Meat quality, post-mortem proteolytic enzymes, and myosin heavy chain isoforms of different Thai native cattle muscles

Anim Biosci. 2021 Sep;34(9):1514-1524. doi: 10.5713/ab.20.0798. Epub 2021 Apr 23.

Abstract

Objective: This study investigated the meat quality characteristics, endogenous proteolytic enzymes, collagen content, and myosin heavy chain (MyHC) isoforms of different muscles of Thai native cattle (TNC).

Methods: Infraspinatus (IF), Longissimus thoracis (LT), and Supraspinatus (SS) muscles were obtained from two TNC breeds, Kho-Lan (KL, n = 7) and Kho-Isaan (KI, n = 7). The muscle and meat characteristics of TNC breeds and their relationship with MyHC expression were examined.

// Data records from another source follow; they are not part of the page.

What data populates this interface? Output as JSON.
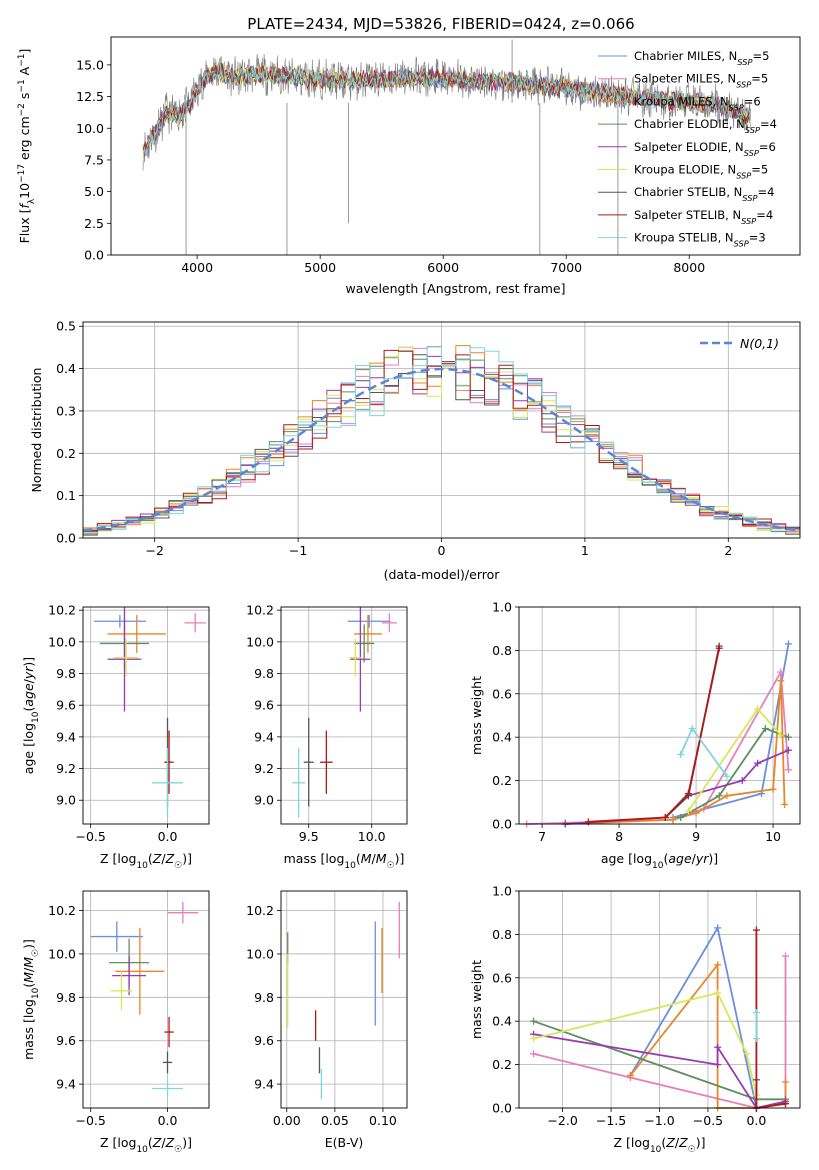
{
  "figure": {
    "title": "PLATE=2434, MJD=53826, FIBERID=0424, z=0.066"
  },
  "models": [
    {
      "name": "Chabrier MILES",
      "nssp": "5",
      "color": "#6a8fdc"
    },
    {
      "name": "Salpeter MILES",
      "nssp": "5",
      "color": "#e67fba"
    },
    {
      "name": "Kroupa MILES",
      "nssp": "6",
      "color": "#e8862a"
    },
    {
      "name": "Chabrier ELODIE",
      "nssp": "4",
      "color": "#5e8f60"
    },
    {
      "name": "Salpeter ELODIE",
      "nssp": "6",
      "color": "#9a3ab0"
    },
    {
      "name": "Kroupa ELODIE",
      "nssp": "5",
      "color": "#d6e85a"
    },
    {
      "name": "Chabrier STELIB",
      "nssp": "4",
      "color": "#555555"
    },
    {
      "name": "Salpeter STELIB",
      "nssp": "4",
      "color": "#b01818"
    },
    {
      "name": "Kroupa STELIB",
      "nssp": "3",
      "color": "#7fd6dc"
    }
  ],
  "chart_data": [
    {
      "id": "spectrum",
      "type": "line",
      "xlabel": "wavelength [Angstrom, rest frame]",
      "ylabel": "Flux [f_λ 10^-17 erg cm^-2 s^-1 A^-1]",
      "xlim": [
        3300,
        8900
      ],
      "ylim": [
        0,
        17.2
      ],
      "xticks": [
        4000,
        5000,
        6000,
        7000,
        8000
      ],
      "yticks": [
        0.0,
        2.5,
        5.0,
        7.5,
        10.0,
        12.5,
        15.0
      ],
      "continuum": {
        "x": [
          3550,
          3650,
          3750,
          3850,
          3950,
          4050,
          4150,
          4300,
          4500,
          4800,
          5100,
          5400,
          5800,
          6200,
          6600,
          7000,
          7400,
          7800,
          8200,
          8500
        ],
        "y": [
          8.0,
          9.5,
          11.2,
          11.0,
          12.0,
          13.8,
          14.6,
          14.0,
          14.3,
          14.0,
          13.8,
          13.8,
          14.0,
          13.8,
          13.6,
          13.1,
          12.7,
          12.2,
          11.9,
          10.8
        ]
      },
      "legend": "top-right",
      "grid": false
    },
    {
      "id": "residuals",
      "type": "bar",
      "xlabel": "(data-model)/error",
      "ylabel": "Normed distribution",
      "xlim": [
        -2.5,
        2.5
      ],
      "ylim": [
        0,
        0.51
      ],
      "xticks": [
        -2,
        -1,
        0,
        1,
        2
      ],
      "yticks": [
        0.0,
        0.1,
        0.2,
        0.3,
        0.4,
        0.5
      ],
      "bin_edges_start": -2.5,
      "bin_width": 0.1,
      "gaussian_label": "N(0,1)",
      "legend": "top-right",
      "grid": true
    },
    {
      "id": "age_vs_Z",
      "type": "scatter",
      "xlabel": "Z [log10(Z/Z☉)]",
      "ylabel": "age [log10(age/yr)]",
      "xlim": [
        -0.55,
        0.27
      ],
      "ylim": [
        8.85,
        10.22
      ],
      "xticks": [
        -0.5,
        0.0
      ],
      "yticks": [
        9.0,
        9.2,
        9.4,
        9.6,
        9.8,
        10.0,
        10.2
      ],
      "points": [
        {
          "model": 0,
          "x": -0.31,
          "y": 10.13,
          "xerr": 0.17,
          "yerr": 0.04
        },
        {
          "model": 1,
          "x": 0.18,
          "y": 10.12,
          "xerr": 0.07,
          "yerr": 0.06
        },
        {
          "model": 2,
          "x": -0.2,
          "y": 10.05,
          "xerr": 0.19,
          "yerr": 0.12
        },
        {
          "model": 3,
          "x": -0.28,
          "y": 9.99,
          "xerr": 0.16,
          "yerr": 0.16
        },
        {
          "model": 4,
          "x": -0.28,
          "y": 9.89,
          "xerr": 0.11,
          "yerr": 0.33
        },
        {
          "model": 5,
          "x": -0.27,
          "y": 9.9,
          "xerr": 0.08,
          "yerr": 0.12
        },
        {
          "model": 6,
          "x": 0.0,
          "y": 9.24,
          "xerr": 0.02,
          "yerr": 0.28
        },
        {
          "model": 7,
          "x": 0.01,
          "y": 9.24,
          "xerr": 0.03,
          "yerr": 0.2
        },
        {
          "model": 8,
          "x": -0.0,
          "y": 9.11,
          "xerr": 0.1,
          "yerr": 0.22
        }
      ]
    },
    {
      "id": "age_vs_mass",
      "type": "scatter",
      "xlabel": "mass [log10(M/M☉)]",
      "ylabel": "",
      "xlim": [
        9.28,
        10.28
      ],
      "ylim": [
        8.85,
        10.22
      ],
      "xticks": [
        9.5,
        10.0
      ],
      "yticks": [
        9.0,
        9.2,
        9.4,
        9.6,
        9.8,
        10.0,
        10.2
      ],
      "points": [
        {
          "model": 0,
          "x": 9.98,
          "y": 10.13,
          "xerr": 0.17,
          "yerr": 0.04
        },
        {
          "model": 1,
          "x": 10.14,
          "y": 10.12,
          "xerr": 0.06,
          "yerr": 0.06
        },
        {
          "model": 2,
          "x": 9.97,
          "y": 10.05,
          "xerr": 0.11,
          "yerr": 0.12
        },
        {
          "model": 3,
          "x": 9.94,
          "y": 9.99,
          "xerr": 0.08,
          "yerr": 0.12
        },
        {
          "model": 4,
          "x": 9.91,
          "y": 9.89,
          "xerr": 0.08,
          "yerr": 0.33
        },
        {
          "model": 5,
          "x": 9.87,
          "y": 9.9,
          "xerr": 0.05,
          "yerr": 0.12
        },
        {
          "model": 6,
          "x": 9.5,
          "y": 9.24,
          "xerr": 0.04,
          "yerr": 0.28
        },
        {
          "model": 7,
          "x": 9.64,
          "y": 9.24,
          "xerr": 0.05,
          "yerr": 0.2
        },
        {
          "model": 8,
          "x": 9.42,
          "y": 9.11,
          "xerr": 0.05,
          "yerr": 0.22
        }
      ]
    },
    {
      "id": "weight_vs_age",
      "type": "line",
      "xlabel": "age [log10(age/yr)]",
      "ylabel": "mass weight",
      "xlim": [
        6.7,
        10.35
      ],
      "ylim": [
        0,
        1.0
      ],
      "xticks": [
        7,
        8,
        9,
        10
      ],
      "yticks": [
        0.0,
        0.2,
        0.4,
        0.6,
        0.8,
        1.0
      ],
      "series": [
        {
          "model": 0,
          "x": [
            8.7,
            9.85,
            10.2
          ],
          "y": [
            0.03,
            0.14,
            0.83
          ]
        },
        {
          "model": 1,
          "x": [
            6.8,
            7.3,
            8.7,
            9.1,
            10.1,
            10.2
          ],
          "y": [
            0.0,
            0.005,
            0.02,
            0.07,
            0.7,
            0.25
          ]
        },
        {
          "model": 2,
          "x": [
            7.3,
            8.7,
            9.0,
            9.4,
            10.0,
            10.1,
            10.15
          ],
          "y": [
            0.0,
            0.02,
            0.05,
            0.13,
            0.16,
            0.66,
            0.09
          ]
        },
        {
          "model": 3,
          "x": [
            8.8,
            9.3,
            9.9,
            10.2
          ],
          "y": [
            0.03,
            0.13,
            0.44,
            0.4
          ]
        },
        {
          "model": 4,
          "x": [
            7.3,
            8.6,
            8.9,
            9.6,
            9.8,
            10.2
          ],
          "y": [
            0.0,
            0.03,
            0.13,
            0.2,
            0.28,
            0.34
          ]
        },
        {
          "model": 5,
          "x": [
            8.9,
            9.8,
            10.1
          ],
          "y": [
            0.06,
            0.53,
            0.41
          ]
        },
        {
          "model": 6,
          "x": [
            8.6,
            8.9,
            9.3
          ],
          "y": [
            0.03,
            0.13,
            0.82
          ]
        },
        {
          "model": 7,
          "x": [
            7.6,
            8.6,
            8.9,
            9.3
          ],
          "y": [
            0.01,
            0.03,
            0.14,
            0.81
          ]
        },
        {
          "model": 8,
          "x": [
            8.8,
            8.95,
            9.4
          ],
          "y": [
            0.32,
            0.44,
            0.22
          ]
        }
      ]
    },
    {
      "id": "mass_vs_Z",
      "type": "scatter",
      "xlabel": "Z [log10(Z/Z☉)]",
      "ylabel": "mass [log10(M/M☉)]",
      "xlim": [
        -0.55,
        0.27
      ],
      "ylim": [
        9.29,
        10.29
      ],
      "xticks": [
        -0.5,
        0.0
      ],
      "yticks": [
        9.4,
        9.6,
        9.8,
        10.0,
        10.2
      ],
      "points": [
        {
          "model": 0,
          "x": -0.33,
          "y": 10.08,
          "xerr": 0.17,
          "yerr": 0.07
        },
        {
          "model": 1,
          "x": 0.1,
          "y": 10.19,
          "xerr": 0.1,
          "yerr": 0.05
        },
        {
          "model": 2,
          "x": -0.18,
          "y": 9.92,
          "xerr": 0.16,
          "yerr": 0.2
        },
        {
          "model": 3,
          "x": -0.25,
          "y": 9.96,
          "xerr": 0.13,
          "yerr": 0.11
        },
        {
          "model": 4,
          "x": -0.25,
          "y": 9.9,
          "xerr": 0.11,
          "yerr": 0.09
        },
        {
          "model": 5,
          "x": -0.3,
          "y": 9.83,
          "xerr": 0.07,
          "yerr": 0.09
        },
        {
          "model": 6,
          "x": 0.0,
          "y": 9.5,
          "xerr": 0.03,
          "yerr": 0.05
        },
        {
          "model": 7,
          "x": 0.01,
          "y": 9.64,
          "xerr": 0.03,
          "yerr": 0.07
        },
        {
          "model": 8,
          "x": 0.0,
          "y": 9.38,
          "xerr": 0.1,
          "yerr": 0.04
        }
      ]
    },
    {
      "id": "mass_vs_ebv",
      "type": "scatter",
      "xlabel": "E(B-V)",
      "ylabel": "",
      "xlim": [
        -0.006,
        0.125
      ],
      "ylim": [
        9.29,
        10.29
      ],
      "xticks": [
        0.0,
        0.05,
        0.1
      ],
      "yticks": [
        9.4,
        9.6,
        9.8,
        10.0,
        10.2
      ],
      "points": [
        {
          "model": 0,
          "x": 0.092,
          "y": 9.91,
          "xerr": 0.0,
          "yerr": 0.24
        },
        {
          "model": 1,
          "x": 0.117,
          "y": 10.11,
          "xerr": 0.0,
          "yerr": 0.13
        },
        {
          "model": 2,
          "x": 0.099,
          "y": 9.97,
          "xerr": 0.0,
          "yerr": 0.15
        },
        {
          "model": 3,
          "x": 0.001,
          "y": 10.03,
          "xerr": 0.0,
          "yerr": 0.07
        },
        {
          "model": 4,
          "x": 0.001,
          "y": 9.97,
          "xerr": 0.0,
          "yerr": 0.02
        },
        {
          "model": 5,
          "x": 0.001,
          "y": 9.83,
          "xerr": 0.0,
          "yerr": 0.17
        },
        {
          "model": 6,
          "x": 0.034,
          "y": 9.51,
          "xerr": 0.0,
          "yerr": 0.06
        },
        {
          "model": 7,
          "x": 0.03,
          "y": 9.67,
          "xerr": 0.0,
          "yerr": 0.07
        },
        {
          "model": 8,
          "x": 0.036,
          "y": 9.4,
          "xerr": 0.0,
          "yerr": 0.07
        }
      ]
    },
    {
      "id": "weight_vs_Z",
      "type": "line",
      "xlabel": "Z [log10(Z/Z☉)]",
      "ylabel": "mass weight",
      "xlim": [
        -2.45,
        0.45
      ],
      "ylim": [
        0,
        1.0
      ],
      "xticks": [
        -2.0,
        -1.5,
        -1.0,
        -0.5,
        0.0
      ],
      "yticks": [
        0.0,
        0.2,
        0.4,
        0.6,
        0.8,
        1.0
      ],
      "series": [
        {
          "model": 0,
          "x": [
            -1.3,
            -0.4,
            0.0,
            0.3
          ],
          "y": [
            0.15,
            0.83,
            0.0,
            0.03
          ]
        },
        {
          "model": 1,
          "x": [
            -2.3,
            -1.3,
            0.0,
            0.3,
            0.3
          ],
          "y": [
            0.25,
            0.14,
            0.0,
            0.02,
            0.7
          ]
        },
        {
          "model": 2,
          "x": [
            -1.3,
            -0.4,
            -0.4,
            0.0,
            0.3,
            0.3
          ],
          "y": [
            0.15,
            0.66,
            0.0,
            0.0,
            0.03,
            0.12
          ]
        },
        {
          "model": 3,
          "x": [
            -2.3,
            0.0,
            0.3
          ],
          "y": [
            0.4,
            0.04,
            0.04
          ]
        },
        {
          "model": 4,
          "x": [
            -2.3,
            -0.4,
            -0.4,
            0.0,
            0.3
          ],
          "y": [
            0.34,
            0.2,
            0.28,
            0.0,
            0.03
          ]
        },
        {
          "model": 5,
          "x": [
            -2.3,
            -0.4,
            -0.1,
            0.0
          ],
          "y": [
            0.32,
            0.53,
            0.25,
            0.06
          ]
        },
        {
          "model": 6,
          "x": [
            0.0,
            0.0
          ],
          "y": [
            0.0,
            0.13
          ]
        },
        {
          "model": 7,
          "x": [
            0.0,
            0.0,
            0.3
          ],
          "y": [
            0.82,
            0.0,
            0.02
          ]
        },
        {
          "model": 8,
          "x": [
            0.0,
            0.0
          ],
          "y": [
            0.32,
            0.44
          ]
        }
      ]
    }
  ]
}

Results: Three MyHC isoforms namely MyHC I, MyHC IIa, and MyHC IIx were detected in the muscles. The KL had higher (p<0.05) MyHC IIx than the KI. The IF muscle had higher (p<0.05) MyHC I compared to other muscles. The LT muscle had the least MyHC I. The LT had higher (p<0.05) MyHC IIx than the IF and SS muscles. The IF presented the least MyHC IIx. The KL had higher (p<0.05) lightness and moisture content and lower crude protein, redness, cooking loss, shear force, and calpastatin than the KI. The glycogen, total collagen, soluble collagen, crude protein, ash contents, and troponin T degradation product of IF and SS were lower (p<0.05) than that of LT. Ether extract in LT was lower (p<0.05) than that of IF and SS. The percentage of MyHC I, MyHC IIa, and MyHC IIx were significantly correlated with muscle and meat characteristics of TNC.

Conclusion: These results suggest that the differences in the MyHC isoforms may partly account for the variation in meat quality between breeds and among muscles of TNC.

Keywords: Calpain; Calpastatin; Collagen; Glycogen; Troponin.